Aujourd’hui nous nous levons de bonne heure pour le but principal de notre visite, le Mont Saint Michel.
Nous avons rendez vous avec Virginie, notre guide pour la journée. Au programme, la traversée de la baie jusqu’à la petite ile de Tombelaine puis retour, en traversant le Couesnon, petit fleuve qui sépare la Normandie de la Bretagne et qui se jette au pied du Mont Saint Michel.
La matinée se termine par un jeu qui consiste à créer un sable mouvant, en tapotant des pieds sur quelques mètres carrés de sable. Certains, un peu frileux, restent à l’écart et regardent, alors que d'autres plus joueurs, se laissent enfoncer jusqu’aux genoux... Pas facile de se sortir de là et l'expérience est intéressante !
Le pique nique au soleil marque la mi-journée, précédé par un bon lavage de pieds.

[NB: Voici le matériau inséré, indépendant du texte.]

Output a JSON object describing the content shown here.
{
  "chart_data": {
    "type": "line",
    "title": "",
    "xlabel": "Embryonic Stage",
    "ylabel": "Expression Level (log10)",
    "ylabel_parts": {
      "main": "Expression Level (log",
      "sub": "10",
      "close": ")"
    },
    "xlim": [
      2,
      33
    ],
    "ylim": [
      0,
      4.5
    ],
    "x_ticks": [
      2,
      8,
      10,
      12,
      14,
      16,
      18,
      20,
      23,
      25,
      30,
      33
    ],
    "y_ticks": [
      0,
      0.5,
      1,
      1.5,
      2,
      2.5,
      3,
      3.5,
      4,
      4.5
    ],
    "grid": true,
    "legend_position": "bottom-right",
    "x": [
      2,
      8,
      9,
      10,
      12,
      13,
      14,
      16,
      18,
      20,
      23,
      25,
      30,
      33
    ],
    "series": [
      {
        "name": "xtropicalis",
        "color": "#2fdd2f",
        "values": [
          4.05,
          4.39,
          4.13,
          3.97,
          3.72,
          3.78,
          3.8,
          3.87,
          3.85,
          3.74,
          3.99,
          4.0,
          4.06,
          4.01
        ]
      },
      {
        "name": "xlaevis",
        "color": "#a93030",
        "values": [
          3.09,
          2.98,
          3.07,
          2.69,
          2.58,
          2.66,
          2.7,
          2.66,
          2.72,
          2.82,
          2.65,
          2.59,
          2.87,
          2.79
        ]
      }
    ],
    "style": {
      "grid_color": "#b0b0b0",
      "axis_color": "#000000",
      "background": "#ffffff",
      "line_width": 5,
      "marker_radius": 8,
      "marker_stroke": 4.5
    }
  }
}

Vers 14h, nous débutons la visite du Mont en lui même et de la magnifique basilique. Nous nous y rendons par la plus petite rue, celle des cocus, où les plus costauds d'entre nous ont du mal à passer. J'ai l'avantage d'être gringalet et je me faufile aisément !
Les Anglais qui ont tenté à plusieurs reprises d'attaquer le Mont Saint Michel, sans succès, en prennent pour leur grade... Je ne tiens pas rigueur à notre guide de charrier mes origines toutes les 3 minutes !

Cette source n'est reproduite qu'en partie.